M.M., L.B., R.L., U.M., J.W., D.R., M.R., K.C., and T.E.S. are employees of, and shareholders in, Inflammatix. P.K. is a shareholder in Inflammatix. The other authors have no conflicts of interest to declare. Certain machine learning architectures and normalization methods have been filed for patent protection by Inflammatix. The study, but not the Stanford ICU Biobank or the Stanford investigators, was funded by Inflammatix. AJR and the Stanford ICU Biobank are funded by NHLBI grant K23 HL125663.

Figures

Fig. 1
Fig. 1. HiCV schematic and results.
a schematic of hierarchical cross-validation (HiCV). The 18 studies (colored bands) of the IMX dataset are initially partitioned (first arrow) into three roughly equal groups of studies or folds. To simulate model selection and external validation, two of the three folds (inner) are grouped (second set of arrows) and used for cross-validation and training with the remaining fold (outer) used as a test set.

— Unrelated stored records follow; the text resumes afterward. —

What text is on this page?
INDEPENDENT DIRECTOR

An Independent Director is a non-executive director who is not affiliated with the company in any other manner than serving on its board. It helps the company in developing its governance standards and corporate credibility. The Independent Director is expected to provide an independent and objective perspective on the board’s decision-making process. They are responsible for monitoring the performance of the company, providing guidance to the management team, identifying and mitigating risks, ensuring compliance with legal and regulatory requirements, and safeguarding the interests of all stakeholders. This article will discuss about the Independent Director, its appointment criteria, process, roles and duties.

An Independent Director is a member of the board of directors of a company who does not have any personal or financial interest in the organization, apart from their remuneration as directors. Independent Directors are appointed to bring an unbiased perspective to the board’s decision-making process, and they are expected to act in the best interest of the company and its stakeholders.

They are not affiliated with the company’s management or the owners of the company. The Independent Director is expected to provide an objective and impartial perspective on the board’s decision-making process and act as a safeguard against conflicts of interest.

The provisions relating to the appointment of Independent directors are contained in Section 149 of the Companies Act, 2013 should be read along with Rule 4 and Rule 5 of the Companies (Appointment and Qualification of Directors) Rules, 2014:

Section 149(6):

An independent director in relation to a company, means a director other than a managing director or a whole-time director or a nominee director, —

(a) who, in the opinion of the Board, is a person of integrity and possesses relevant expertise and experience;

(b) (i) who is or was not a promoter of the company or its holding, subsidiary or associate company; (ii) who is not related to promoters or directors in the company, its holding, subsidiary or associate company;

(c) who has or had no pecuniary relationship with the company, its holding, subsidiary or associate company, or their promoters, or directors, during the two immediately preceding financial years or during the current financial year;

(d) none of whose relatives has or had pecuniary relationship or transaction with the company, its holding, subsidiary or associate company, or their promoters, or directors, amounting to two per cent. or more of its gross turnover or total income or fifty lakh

This procedure is performed three times, once with each of the partitions of the IMX data treated as a test set. bm HiCV analysis of bias/overfitting using 6-GM scores. bd LR, logistic regression; (eg) SVM, support vector machine; (hj) XGBoost, extreme gradient-boosted trees; (km) MLP, multi-layer perceptrons. Each row contains HiCV results for outer folds 1 (b, e, h, k), 2 (c, f, i, l) or 3 (d, g, j, m). The x-axis is the difference between outer fold APA and inner fold CV APA. The blue density plots correspond to this difference for the top 50 models ranked by LOSO CV on the inner fold. Orange density plots show this difference for the top 50 models ranked by 5-fold CV on the inner fold. The vertical dashed line indicates equality between inner fold and outer fold APA (low bias), and density plots closer to this line highlight CV methods that potentially result in classifiers with lower generalization bias. Negative values indicate that inner fold APA was higher than outer fold APA, suggesting overfitting during training.
Fig. 2
Fig. 2. Distribution of IMX-BVN-1 predicted bacterial and viral probabilities in IMX LOSO and Stanford ICU validation.
a,d Each dot in the scatter plot corresponds to a sample (x-axis: bacterial predicted probability, y-axis: viral predicted probability). The histogram/density plot above the scatter plot shows bacterial probabilities while the plot to the right of the scatter plot shows viral probabilities. The dotted lines indicate cutoffs for the lower and upper quartiles. b, c, e, f Receiver-operating characteristic (ROC) curves for IMX-BVN-1 in IMX (b,c) and Stanford ICU (e,f) data for bacterial-vs-other (b,e) and viral-vs-other (c,f) comparisons. AUC, area under the ROC curve.
Fig. 3
Fig. 3. IMX-BVN-1 predicted probabilities in the Stanford ICU cohort across all clinical adjudication outcomes for bacterial and viral infections.
The gray oval in (a) highlights a small number of patients with low bacterial scores, all of whom received antibiotics and were admitted >36 h prior to enrollment. X-axis categories indicate adjudicated infection status. Open circles indicate admission timing (black/closed ≤ 36 h, white/open >36 h). For each boxplot, the box shows the median and 25th–75th quartile range (IQR), and the whiskers extend to the most extreme data point no further from the box than 1.5 times the IQR. Adj., adjudication; Micro., microbiology.